Dados os prazos de que fala, provavelmente o processo legislativo não será encerrado antes do fim do ano?

Há algum grau de imprevisibilidade, na medida em que não sabemos se haverá mais um orçamento retificativo. O Orçamento de 2021 será certamente muito desafiante e tudo isto decorre entre setembro e dezembro. O tempo que sobra mais a votação da iniciativa de cidadãos sobre o referendo poderá empurrar esta discussão para 2021 ou para final de 2020.

Ao longo deste tempo de combate à pandemia e de Orçamento Suplementar, o líder do PSD teve um discurso de união nacional. Acha que é sustentável o maior partido da oposição continuar com este tipo de posição?

Os portugueses querem que o poder político encontre soluções para os problemas reais que estamos a viver. Estamos provavelmente a viver a maior crise de que há memória para a maior parte de nós. Uma crise que tem uma dimensão de incerteza brutal e perante consequências económicas e sociais que não conseguimos vislumbrar. Havia duas formas de lidar com isto: ou era um papel de política partidária de oposição de identificar todas as falhas ou assumir que nesta fase teríamos de estar unidos contra um inimigo comum e marcharmos juntos. Identificar aquilo que são falhas como fizemos ao longo desta entrevista que têm de ser corrigidas para

entendemos que é isso que o povo português espera do PSD.

O PSD tem todo o interesse em substituir-se ao PS no Governo, porque acreditamos que o nosso modelo de sociedade é mais correto, a nossa forma de governo será mais eficiente.
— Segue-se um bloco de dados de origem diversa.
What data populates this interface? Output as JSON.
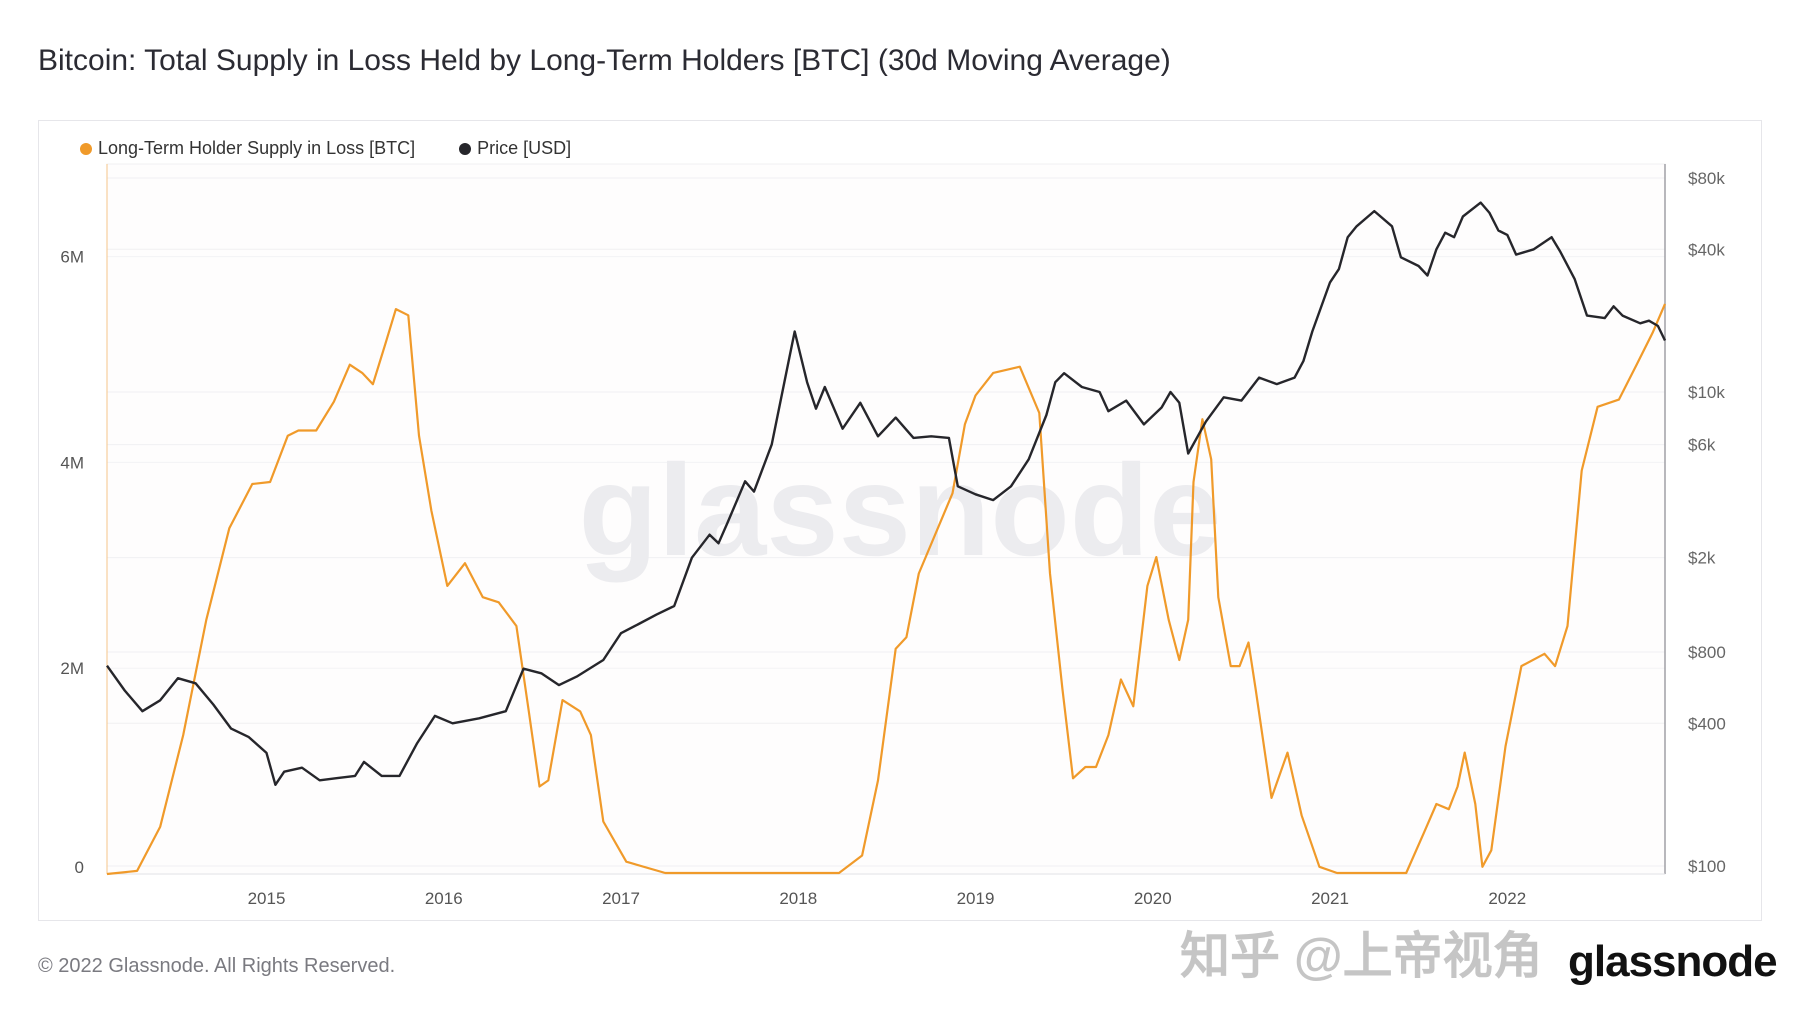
{
  "title": "Bitcoin: Total Supply in Loss Held by Long-Term Holders [BTC] (30d Moving Average)",
  "footer": "© 2022 Glassnode. All Rights Reserved.",
  "logo": "glassnode",
  "watermark": "glassnode",
  "overlay_watermark": "知乎 @上帝视角",
  "colors": {
    "supply": "#f09a2a",
    "price": "#26262b"
  },
  "chart_data": {
    "type": "line",
    "title": "Bitcoin: Total Supply in Loss Held by Long-Term Holders [BTC] (30d Moving Average)",
    "legend_position": "top-left",
    "grid": true,
    "x_range": [
      2014.1,
      2022.89
    ],
    "x_ticks": [
      "2015",
      "2016",
      "2017",
      "2018",
      "2019",
      "2020",
      "2021",
      "2022"
    ],
    "y_left": {
      "scale": "linear",
      "range": [
        0,
        6900000
      ],
      "ticks": [
        {
          "v": 0,
          "label": "0"
        },
        {
          "v": 2000000,
          "label": "2M"
        },
        {
          "v": 4000000,
          "label": "4M"
        },
        {
          "v": 6000000,
          "label": "6M"
        }
      ]
    },
    "y_right": {
      "scale": "log",
      "range": [
        100,
        80000
      ],
      "ticks": [
        {
          "v": 100,
          "label": "$100"
        },
        {
          "v": 400,
          "label": "$400"
        },
        {
          "v": 800,
          "label": "$800"
        },
        {
          "v": 2000,
          "label": "$2k"
        },
        {
          "v": 6000,
          "label": "$6k"
        },
        {
          "v": 10000,
          "label": "$10k"
        },
        {
          "v": 40000,
          "label": "$40k"
        },
        {
          "v": 80000,
          "label": "$80k"
        }
      ]
    },
    "series": [
      {
        "name": "Long-Term Holder Supply in Loss [BTC]",
        "axis": "left",
        "unit": "M BTC",
        "points": [
          [
            2014.1,
            0
          ],
          [
            2014.27,
            0.03
          ],
          [
            2014.4,
            0.46
          ],
          [
            2014.53,
            1.35
          ],
          [
            2014.66,
            2.47
          ],
          [
            2014.79,
            3.36
          ],
          [
            2014.92,
            3.79
          ],
          [
            2015.02,
            3.81
          ],
          [
            2015.12,
            4.26
          ],
          [
            2015.18,
            4.31
          ],
          [
            2015.28,
            4.31
          ],
          [
            2015.38,
            4.59
          ],
          [
            2015.47,
            4.95
          ],
          [
            2015.54,
            4.87
          ],
          [
            2015.6,
            4.76
          ],
          [
            2015.67,
            5.15
          ],
          [
            2015.73,
            5.49
          ],
          [
            2015.8,
            5.43
          ],
          [
            2015.86,
            4.26
          ],
          [
            2015.93,
            3.53
          ],
          [
            2016.02,
            2.8
          ],
          [
            2016.12,
            3.02
          ],
          [
            2016.22,
            2.69
          ],
          [
            2016.31,
            2.64
          ],
          [
            2016.41,
            2.41
          ],
          [
            2016.48,
            1.58
          ],
          [
            2016.54,
            0.85
          ],
          [
            2016.59,
            0.91
          ],
          [
            2016.67,
            1.69
          ],
          [
            2016.77,
            1.58
          ],
          [
            2016.83,
            1.35
          ],
          [
            2016.9,
            0.51
          ],
          [
            2017.03,
            0.12
          ],
          [
            2017.25,
            0.01
          ],
          [
            2018.23,
            0.01
          ],
          [
            2018.36,
            0.18
          ],
          [
            2018.45,
            0.91
          ],
          [
            2018.55,
            2.19
          ],
          [
            2018.61,
            2.3
          ],
          [
            2018.68,
            2.92
          ],
          [
            2018.87,
            3.7
          ],
          [
            2018.94,
            4.37
          ],
          [
            2019.0,
            4.65
          ],
          [
            2019.1,
            4.87
          ],
          [
            2019.25,
            4.93
          ],
          [
            2019.36,
            4.48
          ],
          [
            2019.42,
            2.92
          ],
          [
            2019.49,
            1.8
          ],
          [
            2019.55,
            0.93
          ],
          [
            2019.62,
            1.04
          ],
          [
            2019.68,
            1.04
          ],
          [
            2019.75,
            1.35
          ],
          [
            2019.82,
            1.89
          ],
          [
            2019.89,
            1.63
          ],
          [
            2019.97,
            2.8
          ],
          [
            2020.02,
            3.08
          ],
          [
            2020.09,
            2.47
          ],
          [
            2020.15,
            2.08
          ],
          [
            2020.2,
            2.47
          ],
          [
            2020.23,
            3.81
          ],
          [
            2020.28,
            4.42
          ],
          [
            2020.33,
            4.03
          ],
          [
            2020.37,
            2.69
          ],
          [
            2020.44,
            2.02
          ],
          [
            2020.49,
            2.02
          ],
          [
            2020.54,
            2.25
          ],
          [
            2020.58,
            1.8
          ],
          [
            2020.67,
            0.74
          ],
          [
            2020.76,
            1.18
          ],
          [
            2020.84,
            0.57
          ],
          [
            2020.94,
            0.07
          ],
          [
            2021.04,
            0.01
          ],
          [
            2021.43,
            0.01
          ],
          [
            2021.53,
            0.4
          ],
          [
            2021.6,
            0.68
          ],
          [
            2021.67,
            0.63
          ],
          [
            2021.72,
            0.85
          ],
          [
            2021.76,
            1.18
          ],
          [
            2021.82,
            0.68
          ],
          [
            2021.86,
            0.07
          ],
          [
            2021.91,
            0.23
          ],
          [
            2021.99,
            1.24
          ],
          [
            2022.08,
            2.02
          ],
          [
            2022.21,
            2.14
          ],
          [
            2022.27,
            2.02
          ],
          [
            2022.34,
            2.41
          ],
          [
            2022.42,
            3.92
          ],
          [
            2022.51,
            4.54
          ],
          [
            2022.63,
            4.61
          ],
          [
            2022.73,
            4.95
          ],
          [
            2022.82,
            5.26
          ],
          [
            2022.89,
            5.54
          ]
        ]
      },
      {
        "name": "Price [USD]",
        "axis": "right",
        "unit": "USD",
        "points": [
          [
            2014.1,
            700
          ],
          [
            2014.2,
            550
          ],
          [
            2014.3,
            450
          ],
          [
            2014.4,
            500
          ],
          [
            2014.5,
            620
          ],
          [
            2014.6,
            590
          ],
          [
            2014.7,
            480
          ],
          [
            2014.8,
            380
          ],
          [
            2014.9,
            350
          ],
          [
            2015.0,
            300
          ],
          [
            2015.05,
            220
          ],
          [
            2015.1,
            250
          ],
          [
            2015.2,
            260
          ],
          [
            2015.3,
            230
          ],
          [
            2015.4,
            235
          ],
          [
            2015.5,
            240
          ],
          [
            2015.55,
            275
          ],
          [
            2015.65,
            240
          ],
          [
            2015.75,
            240
          ],
          [
            2015.85,
            330
          ],
          [
            2015.95,
            430
          ],
          [
            2016.05,
            400
          ],
          [
            2016.2,
            420
          ],
          [
            2016.35,
            450
          ],
          [
            2016.45,
            680
          ],
          [
            2016.55,
            650
          ],
          [
            2016.65,
            580
          ],
          [
            2016.75,
            630
          ],
          [
            2016.9,
            740
          ],
          [
            2017.0,
            960
          ],
          [
            2017.1,
            1050
          ],
          [
            2017.2,
            1150
          ],
          [
            2017.3,
            1250
          ],
          [
            2017.4,
            2000
          ],
          [
            2017.5,
            2500
          ],
          [
            2017.55,
            2300
          ],
          [
            2017.6,
            2800
          ],
          [
            2017.7,
            4200
          ],
          [
            2017.75,
            3800
          ],
          [
            2017.85,
            6000
          ],
          [
            2017.95,
            14000
          ],
          [
            2017.98,
            18000
          ],
          [
            2018.05,
            11000
          ],
          [
            2018.1,
            8500
          ],
          [
            2018.15,
            10500
          ],
          [
            2018.25,
            7000
          ],
          [
            2018.35,
            9000
          ],
          [
            2018.45,
            6500
          ],
          [
            2018.55,
            7800
          ],
          [
            2018.65,
            6400
          ],
          [
            2018.75,
            6500
          ],
          [
            2018.85,
            6400
          ],
          [
            2018.9,
            4000
          ],
          [
            2019.0,
            3700
          ],
          [
            2019.1,
            3500
          ],
          [
            2019.2,
            4000
          ],
          [
            2019.3,
            5200
          ],
          [
            2019.4,
            8000
          ],
          [
            2019.45,
            11000
          ],
          [
            2019.5,
            12000
          ],
          [
            2019.6,
            10500
          ],
          [
            2019.7,
            10000
          ],
          [
            2019.75,
            8300
          ],
          [
            2019.85,
            9200
          ],
          [
            2019.95,
            7300
          ],
          [
            2020.05,
            8600
          ],
          [
            2020.1,
            10000
          ],
          [
            2020.15,
            9000
          ],
          [
            2020.2,
            5500
          ],
          [
            2020.3,
            7500
          ],
          [
            2020.4,
            9500
          ],
          [
            2020.5,
            9200
          ],
          [
            2020.6,
            11500
          ],
          [
            2020.7,
            10800
          ],
          [
            2020.8,
            11500
          ],
          [
            2020.85,
            13500
          ],
          [
            2020.9,
            18000
          ],
          [
            2021.0,
            29000
          ],
          [
            2021.05,
            33000
          ],
          [
            2021.1,
            45000
          ],
          [
            2021.15,
            50000
          ],
          [
            2021.25,
            58000
          ],
          [
            2021.35,
            50000
          ],
          [
            2021.4,
            37000
          ],
          [
            2021.5,
            34000
          ],
          [
            2021.55,
            31000
          ],
          [
            2021.6,
            40000
          ],
          [
            2021.65,
            47000
          ],
          [
            2021.7,
            45000
          ],
          [
            2021.75,
            55000
          ],
          [
            2021.85,
            63000
          ],
          [
            2021.9,
            57000
          ],
          [
            2021.95,
            48000
          ],
          [
            2022.0,
            46000
          ],
          [
            2022.05,
            38000
          ],
          [
            2022.15,
            40000
          ],
          [
            2022.25,
            45000
          ],
          [
            2022.3,
            39000
          ],
          [
            2022.38,
            30000
          ],
          [
            2022.45,
            21000
          ],
          [
            2022.55,
            20500
          ],
          [
            2022.6,
            23000
          ],
          [
            2022.65,
            21000
          ],
          [
            2022.75,
            19500
          ],
          [
            2022.8,
            20000
          ],
          [
            2022.85,
            19000
          ],
          [
            2022.89,
            16500
          ]
        ]
      }
    ]
  }
}
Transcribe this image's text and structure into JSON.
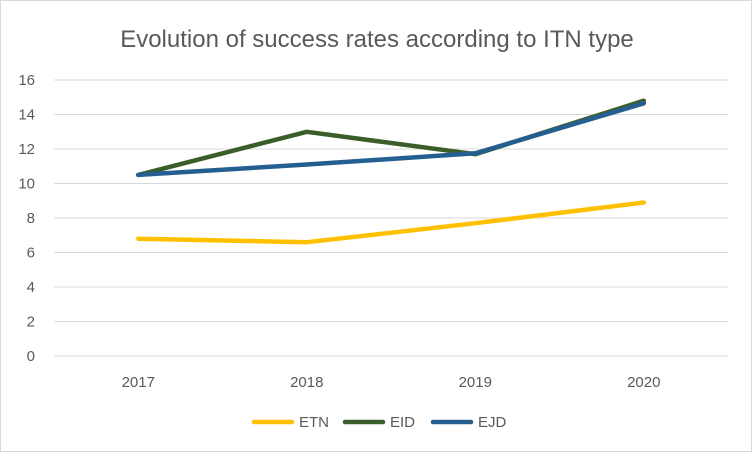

Porém, neste momento, devemos estar unidos na nossa frente comum contra o vírus em nome do nosso país e é isso que estamos a fazer, sem deixar de identificar quando entendemos que o Governo ou as entidades públicas não estão a fazer o que é necessário e suficiente. Há também canais informais, nomeadamente entre o líder do meu partido e o primeiro-ministro. Há que colocar o país acima de todos os outros interesses.

Tem aumentado a sua notoriedade, já se começa a falar de autárquicas. O que é que prefere: Cascais ou Lisboa?

Neste momento, o que me angustia é o que estamos a viver e a crise social a que estou a assistir nesses dois concelhos e pelo país fora. E sinto que estamos apenas no início de um tsunami. Antes da onda, há a fase da formação da onda, em que água vai recuando e é nessa fase que nós estamos. Não é o momento para estarmos a pensar em cargos políticos.

A política em momentos de crise tem de ser focada nas soluções, qualquer tipo de ambição agora deve ser canalizada para garantirmos a resposta à Covid-19. Anseio pelo dia em que os dias parecem ter 24 horas em vez de parecerem três meses como parecem estes dias, anseio pelo dia em que a trica político-partidária possa voltar à agenda. Neste momento, temos de estar absolutamente focados na resposta de que o país precisa.